Hingga Jumat (17/4), tercatat sebanyak 175 perusahaan dengan total
sampel uji yang diproses Laboratorium Pengujian BBT sebanyak 464 sampel
uji. “Sample uji yang diterima BBT berupa kain maupun garmen APD dengan jenis bahan bervariasi, yakni mencakup bahan non-woven (nirtenun), woven (tenun), dan knitted (rajut),” sebutnya.
Menperin
menyebutkan, pada awal Mei, diharapkan industri dalam negeri sudah
dapat memproduksi 18 ribu unit APD per harinya. “Kami harapkan, jumlah
tersebut dapat memenuhi kebutuhan saat ini,” jelasnya.
Selain
memproduksi APD, industri tekstil saat ini juga sedang memproduksi
masker. Terdapat 34 perusahaan industri tekstil yang saat ini
memproduksi masker baik yang merupakan medical grade maupun yang berbahan kain (washable).
Kemenperin
berharap, sebanyak 50 juta masker dapat diproduksi per minggunya dengan
rincian 20 juta masker berstandar medis dan 30 juta masker berbahan
baku kain. Sehingga dalam satu bulan nantinya industri dapat memproduksi
sebanyak 200 juta masker.
Produksi ventilator dan obat
Di
samping itu, untuk penanganan pandemi Covid-19 di tanah air, sektor
industri juga berupaya memproduksi ventilator yang dibutuhkan sebagai
alat bantu pernafasan bagi para pasien.
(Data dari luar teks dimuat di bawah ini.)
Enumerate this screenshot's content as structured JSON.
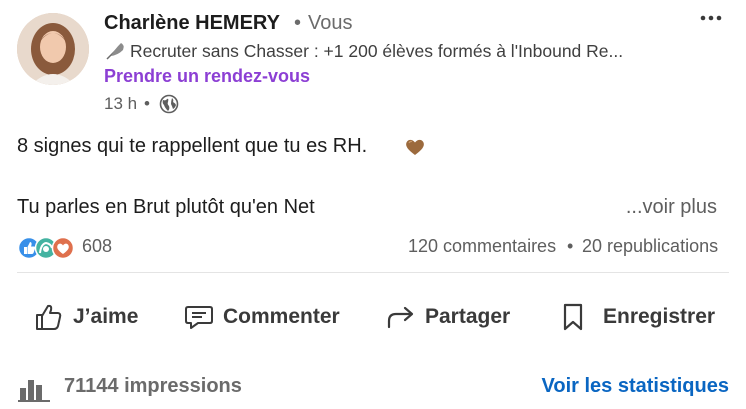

Saat ini, Kemenperin
berkoordinasi dengan sedikitnya empat tim yang mengembangkan ventilator
Mereka
berasal dari tim Universitas Indonesia (UI), tim Jogja yang merupakan
kolaborasi antara Universitas Gadjah Mada (UGM), PT Yogya Presisi
Teknikatama Industri, PT STECHOQ, dan PT Swadaya Prakarsa, kemudian tim
Institut Teknologi Bandung (ITB), serta tim Institut Teknologi Sepuluh
Nopember (ITS).
Sebagian besar dari kelompok tersebut mengembangkan ventilator tipe low cost dan akan mulai masuk dalam tahap produski di bulan April. Sedangkan Tim Jogja sedang mengembangkan jenis hybrid yang akan mulai memproduksi pada Mei-Juni.
“Kemenperin
memfasilitasi percepatan produksi ventilator melalui kemudahan bahan
baku dan komponen, alat uji dan kalibrasi, serta melakukan koordinasi
dengan Kementerian Kesehatan untuk perizinan dengan tetap mengedepankan
faktor keselamatan, kemanfaatan, dan moralitas,” paparnya.
Agus
mengungkapkan bahwa saat ini merupakan momentum yang tepat bagi
Indonesia untuk membangun sektor industri alat kesehatan dan farmasi
yang mampu memproduksi ventilator sehingga mampu memenuhi kebutuhan
dalam negeri. “Presiden telah mendorong agar Indonesia dalam jangka
menengah dan panjang harus menjadi negara yang mandiri di sektor
kesehatan dan kemampuan memproduksi ventilator merupakan salah satu
prasyaratnya,” ungkapnya.
Lebih lanjut, Agus menambahkan, sektor industri sedang melakukan refocusing untuk membantu upaya pemerintah dalam memperkuat sektor industri yang masuk dalam kategori high demand seperti alat kesehatan, obat-obatan, dan vitamin.
Sesuai
dengan arahan Presiden, kebutuhan tersebut diharapkan dapat dipenuhi
oleh industri dalam negeri. “Kami yakin terhadap potensi dan kemampuan
industri dalam negeri untuk memenuhi permintaan yang tinggi dan juga
dapat mengurangi ketergantungan impor,” jelasnya.
Terkait
hal tersebut, Kemenperin sedang mendorong produksi bahan baku obat dari
herbal. Upaya ini diharapkan memberikan nilai tambah untuk industri
farmasi di Indonesia dengan memanfaatkan potensi bahan-bahan herbal yang
melimpah di dalam negeri.
Selain
itu, sektor industri juga didorong untuk mampu melihat berbagai peluang
yang dapat dikembangkan di tengah-tengah masa sulit akibat wabah
Covid-19. “Permintaan tinggi di sektor makanan dan minuman adalah
peluang bagi industri tersebut untuk tetap bertahan dalam situasi ini,”
ungkapnya.
Demikian Siaran Pers ini untuk disebarluaskan.